Persönliches bleibt allerdings bei von Schirach nahezu vollständig außen vor. Es kommt, wie Privates, nicht vor. Das ist nicht schlimm, denn seine Bücher “sprechen” für sich selbst und werden ihren Autor überdauern.

Dies sind die Prämissen aller Bücher von Schirachs – bis zu “Kaffee und Zigaretten”, dieser Sammlung von kurzen Erzählungen, persönlichen Erzählungen und winzigen Einblicken ins Private.

Stilistisch entspricht auch das vorliegende Buch ganz seinen Vorgängern – direkte, klar Sprache, unmittelbar erzählt, manchmal mit feiner Ironie und dezenten Humor “angereichert”.



In 48 “Kapiteln” ist natürlich nicht alles Gold, was glänzt: Nicht alle Kapitel haben mich angesprochen, manche haben mich gar ratlos (aber nie verständnislos!) zurückgelassen.
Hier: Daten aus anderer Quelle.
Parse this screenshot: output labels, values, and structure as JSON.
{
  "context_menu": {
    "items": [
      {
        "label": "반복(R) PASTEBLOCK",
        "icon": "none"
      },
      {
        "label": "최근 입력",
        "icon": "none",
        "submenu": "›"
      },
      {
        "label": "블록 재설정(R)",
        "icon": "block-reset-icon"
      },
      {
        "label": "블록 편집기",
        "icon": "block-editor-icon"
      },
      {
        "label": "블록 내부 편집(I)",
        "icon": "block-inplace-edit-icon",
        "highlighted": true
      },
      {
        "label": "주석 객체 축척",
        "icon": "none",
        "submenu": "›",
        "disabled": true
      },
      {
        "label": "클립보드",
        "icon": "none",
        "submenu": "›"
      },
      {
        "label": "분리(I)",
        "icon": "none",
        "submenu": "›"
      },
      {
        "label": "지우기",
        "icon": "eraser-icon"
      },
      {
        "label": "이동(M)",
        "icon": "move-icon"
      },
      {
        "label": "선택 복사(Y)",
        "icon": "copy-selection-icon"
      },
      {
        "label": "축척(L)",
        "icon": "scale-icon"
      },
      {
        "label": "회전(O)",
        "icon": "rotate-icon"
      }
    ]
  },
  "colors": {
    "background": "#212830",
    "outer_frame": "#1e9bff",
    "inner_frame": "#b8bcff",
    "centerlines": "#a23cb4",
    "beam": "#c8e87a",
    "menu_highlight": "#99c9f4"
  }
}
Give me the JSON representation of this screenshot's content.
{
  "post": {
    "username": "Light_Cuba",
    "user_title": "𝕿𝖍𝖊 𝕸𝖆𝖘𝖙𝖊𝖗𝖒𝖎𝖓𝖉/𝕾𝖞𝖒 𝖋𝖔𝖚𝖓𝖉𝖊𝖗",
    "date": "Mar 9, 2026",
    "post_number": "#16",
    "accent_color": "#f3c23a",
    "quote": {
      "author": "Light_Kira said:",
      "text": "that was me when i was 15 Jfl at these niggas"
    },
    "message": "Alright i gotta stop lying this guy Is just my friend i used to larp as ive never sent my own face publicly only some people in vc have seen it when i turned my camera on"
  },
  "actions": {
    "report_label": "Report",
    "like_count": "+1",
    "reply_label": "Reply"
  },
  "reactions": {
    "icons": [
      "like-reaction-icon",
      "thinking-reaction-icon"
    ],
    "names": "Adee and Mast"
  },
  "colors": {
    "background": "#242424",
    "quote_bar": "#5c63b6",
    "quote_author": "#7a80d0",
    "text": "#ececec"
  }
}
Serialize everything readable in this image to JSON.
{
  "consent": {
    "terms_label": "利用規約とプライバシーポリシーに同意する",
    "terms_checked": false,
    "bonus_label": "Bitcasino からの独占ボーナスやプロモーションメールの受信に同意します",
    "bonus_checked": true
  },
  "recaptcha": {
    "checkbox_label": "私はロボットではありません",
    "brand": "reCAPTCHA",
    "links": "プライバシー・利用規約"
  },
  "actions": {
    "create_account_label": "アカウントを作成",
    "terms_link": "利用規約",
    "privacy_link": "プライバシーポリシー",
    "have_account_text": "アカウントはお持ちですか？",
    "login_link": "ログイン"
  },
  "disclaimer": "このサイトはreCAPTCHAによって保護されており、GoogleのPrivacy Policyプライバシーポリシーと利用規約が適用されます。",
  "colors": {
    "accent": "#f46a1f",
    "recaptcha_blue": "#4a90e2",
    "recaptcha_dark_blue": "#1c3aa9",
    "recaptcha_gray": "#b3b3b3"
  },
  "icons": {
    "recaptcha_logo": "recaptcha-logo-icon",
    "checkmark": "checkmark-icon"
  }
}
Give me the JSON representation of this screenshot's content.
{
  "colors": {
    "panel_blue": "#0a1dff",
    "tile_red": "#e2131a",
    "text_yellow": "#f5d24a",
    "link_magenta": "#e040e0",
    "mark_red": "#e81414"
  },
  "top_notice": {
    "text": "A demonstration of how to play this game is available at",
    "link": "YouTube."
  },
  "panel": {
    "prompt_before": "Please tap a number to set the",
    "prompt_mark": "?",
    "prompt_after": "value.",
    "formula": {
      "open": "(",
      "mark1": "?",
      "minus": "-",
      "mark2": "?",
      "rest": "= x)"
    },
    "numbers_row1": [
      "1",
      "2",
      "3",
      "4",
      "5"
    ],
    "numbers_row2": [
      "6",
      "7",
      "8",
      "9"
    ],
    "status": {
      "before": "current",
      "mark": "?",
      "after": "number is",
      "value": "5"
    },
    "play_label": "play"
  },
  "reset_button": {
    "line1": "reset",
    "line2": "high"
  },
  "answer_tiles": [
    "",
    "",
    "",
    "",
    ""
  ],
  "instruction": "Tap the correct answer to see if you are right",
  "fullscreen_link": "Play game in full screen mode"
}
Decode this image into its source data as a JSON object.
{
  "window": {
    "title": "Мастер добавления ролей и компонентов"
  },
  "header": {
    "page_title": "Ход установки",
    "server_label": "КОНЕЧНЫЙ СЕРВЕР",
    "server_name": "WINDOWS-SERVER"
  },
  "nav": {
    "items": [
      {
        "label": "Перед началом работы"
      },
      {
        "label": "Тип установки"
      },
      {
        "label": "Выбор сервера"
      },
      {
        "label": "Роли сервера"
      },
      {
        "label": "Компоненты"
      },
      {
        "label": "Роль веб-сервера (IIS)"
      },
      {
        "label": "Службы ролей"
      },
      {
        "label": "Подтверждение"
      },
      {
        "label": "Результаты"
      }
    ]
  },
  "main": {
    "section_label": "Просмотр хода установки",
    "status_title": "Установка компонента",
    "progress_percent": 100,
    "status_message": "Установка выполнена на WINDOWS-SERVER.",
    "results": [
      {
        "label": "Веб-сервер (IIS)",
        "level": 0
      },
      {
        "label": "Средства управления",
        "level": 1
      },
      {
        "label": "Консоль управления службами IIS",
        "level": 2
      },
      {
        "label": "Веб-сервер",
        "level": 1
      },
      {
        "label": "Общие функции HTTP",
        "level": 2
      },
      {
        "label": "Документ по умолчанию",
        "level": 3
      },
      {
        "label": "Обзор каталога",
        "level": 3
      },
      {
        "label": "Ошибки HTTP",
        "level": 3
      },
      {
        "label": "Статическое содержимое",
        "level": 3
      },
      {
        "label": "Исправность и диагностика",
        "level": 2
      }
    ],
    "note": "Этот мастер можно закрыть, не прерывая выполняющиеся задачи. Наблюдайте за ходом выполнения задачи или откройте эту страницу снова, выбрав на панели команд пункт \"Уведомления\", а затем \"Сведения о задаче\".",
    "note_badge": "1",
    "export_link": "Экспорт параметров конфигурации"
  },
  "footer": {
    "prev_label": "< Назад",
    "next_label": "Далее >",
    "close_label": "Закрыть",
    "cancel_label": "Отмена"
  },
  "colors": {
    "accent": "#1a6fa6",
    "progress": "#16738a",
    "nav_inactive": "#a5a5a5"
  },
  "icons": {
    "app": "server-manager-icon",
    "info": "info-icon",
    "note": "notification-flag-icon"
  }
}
Andere dagegen, z. B. Kapitel 18, in dem es um die Würde des Menschen und zeitlose Grundideen des Rechts geht, haben mich zutiefst berührt.

Nicht deswegen, weil diese Ideen so neu wären (im Gegenteil, manche sind 3000 Jahre alt, wie von Schirach selbst schreibt), sondern weil nur ein Ferdinand von Schirach es fertigbringt, diese Ideen so einfach, klar und direkt ins 21. Jahrhundert zu übertragen.

Wenn wir heute Minderheiten nicht schützen – ganz gleich, ob es Juden, Migranten, Asylbewerber, Homosexuelle oder andere sind –, fallen wir wieder zurück ins Dumpfe und Dunkle.

Auch die Analysen der früheren RAF-Verteidiger, Otto Schily, Christian Ströbele und Horst Mahler, sind äußerst interessant zu lesen…

Auf einer Tonbandaufnahme ist Schily zu hören. Er brüllt durch den Saal: »Wir führen gegenüber der Macht das Argument des Rechts ins Feld.« Ich kenne keinen anderen Anwalt, dem spontan solche Sätze gelingen.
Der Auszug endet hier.